Voici quelques jours, mon compagnon me
voyant fatiguée, et profitant d’une éclaircie passagère, me propose une petite promenade avec lui,
histoire de me détendre. L’après-midi donc, nous nous mettons en route, Erwenn
notre dernier enfant nous accompagne, fier et heureux de pouvoir nous montrer
ses dernières prouesses en trottinette au
« skate park » du village. Il fait froid, et j’enfile avec
bonheur, un manteau rouge et ample, arrangé depuis peu par une amie. Le manteau
me donne l’allure théâtrale et il contraste de manière comique avec
l’époque : le style est rétro. Sa coupe cintrée dénote avec les allures
paysannes couramment pratiquées en campagne, de plus une poche à paillettes et
une petite fleur rose, ajoutent comme un petit clin d’œil amusant à l’habit. Mon
compagnon sourit du décalage et je souris aussi, Erwenn s’extasie de la
magnificence de mon vêtement.
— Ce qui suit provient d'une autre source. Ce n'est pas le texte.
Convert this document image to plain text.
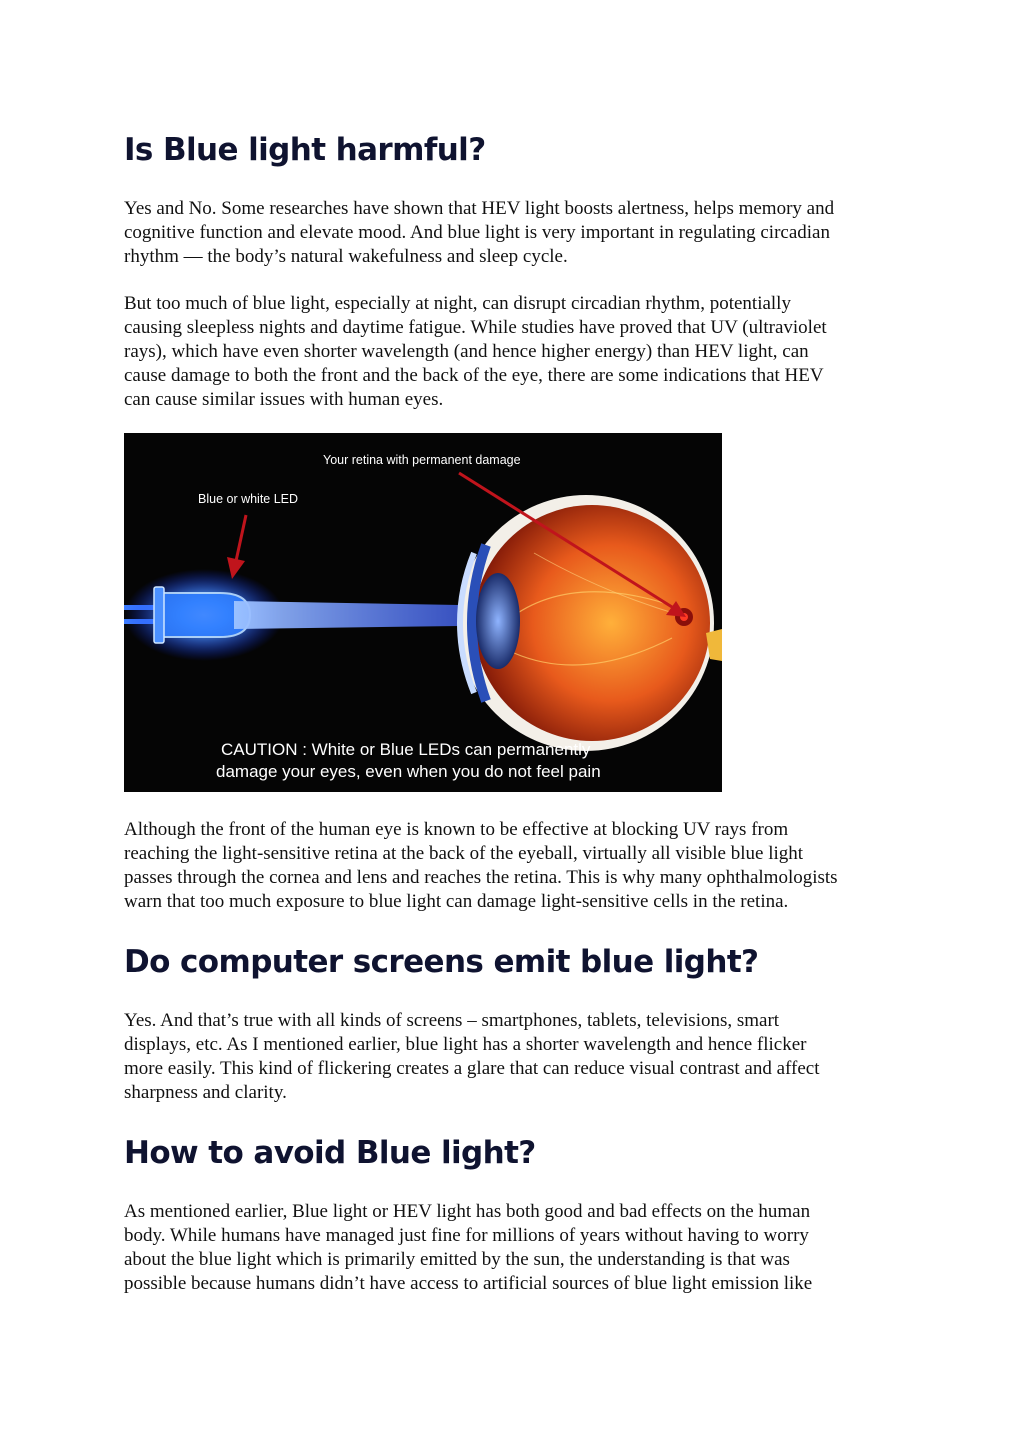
Is Blue light harmful?

Yes and No. Some researches have shown that HEV light boosts alertness, helps memory and

cognitive function and elevate mood. And blue light is very important in regulating circadian

rhythm — the body’s natural wakefulness and sleep cycle.

But too much of blue light, especially at night, can disrupt circadian rhythm, potentially

causing sleepless nights and daytime fatigue. While studies have proved that UV (ultraviolet

rays), which have even shorter wavelength (and hence higher energy) than HEV light, can

cause damage to both the front and the back of the eye, there are some indications that HEV

can cause similar issues with human eyes.

Your retina with permanent damage
Blue or white LED
CAUTION : White or Blue LEDs can permanently
damage your eyes, even when you do not feel pain

Although the front of the human eye is known to be effective at blocking UV rays from

reaching the light-sensitive retina at the back of the eyeball, virtually all visible blue light

passes through the cornea and lens and reaches the retina. This is why many ophthalmologists

warn that too much exposure to blue light can damage light-sensitive cells in the retina.

Do computer screens emit blue light?

Yes. And that’s true with all kinds of screens – smartphones, tablets, televisions, smart

displays, etc. As I mentioned earlier, blue light has a shorter wavelength and hence flicker

more easily. This kind of flickering creates a glare that can reduce visual contrast and affect

sharpness and clarity.

How to avoid Blue light?

As mentioned earlier, Blue light or HEV light has both good and bad effects on the human

body. While humans have managed just fine for millions of years without having to worry

about the blue light which is primarily emitted by the sun, the understanding is that was

possible because humans didn’t have access to artificial sources of blue light emission like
Et c’est vrai qu’il est magnifique : Merci
Fabienne (Falabel) pour ses créations !
Nous voici donc, marchant à l’aise, sur les
chemins argileux et bouseux de la campagne de Rouvenac, empruntant un
chemin, partant sinueux, juste en face de nos roulottes et rejoignant le
village. Erwenn file au-devant sur sa trottinette avec pour seul but le skate
park. Ce jour là, et comme à l’habitude, nulle âme au-dehors, juste le calme et
le silence de cette campagne austère sous les arbres dénudés accompagnaient nos
pas. Tout à coup, à l’orée du village, là où le chemin de terre se couvre de
goudron, une vieille dame apparaît…
Elle marche courbée, une canne assurant ses
pas qu’elle tient de la main droite, et un seau en plastique noir suspendu à
son bras gauche. Elle porte un anorak en nylon bleu marine, un gros bonnet de
laine, une robe frustre et fleurie, des grosses chaussettes de laine dessous ses
imposantes bottines noires à lacets. Elle regarde passer Erwenn qui file en
trottinette, puis reprend sa marche lente qui la mène vers nous. A cent mètres,
elle se range sur le côté du chemin, elle semble faire une pause, elle regarde
perplexe mon manteau rouge et étrange. Elle ponctue notre approche de petits
mouvements de tête désapprobateurs accompagnés de soupirs las, le regard précis
et les yeux mauvais dirigés sur le manteau. Manifestement, mon vêtement semble
lui faire offense, et je sens que je ne vais pas échapper à un commentaire de
sa part… Mon compagnon et moi, nous sourions de ses réactions, et je me prépare
amusée à ses éventuelles remarques… La rencontre du troisième âge semble
annoncer une rencontre du troisième type !
Moi :
Bonjour !
Elle avec l’accent typique d’ici et regardant le manteau :
Eh ! Bé ! Vous, vous êtes pas d’ici… Votre vêtement là, c’est pas
d’ici çà…
Moi :
Ah ! Non, on vient de Belgique…
Elle :
Ah ? Belgique. C’est le vêtement traditionnel de la Belgique ?
Moi amusée :
Non, non, tous les belges ne s’habillent pas comme ça ! Disons que c’est
« le vêtement traditionnel de moi », juste de moi.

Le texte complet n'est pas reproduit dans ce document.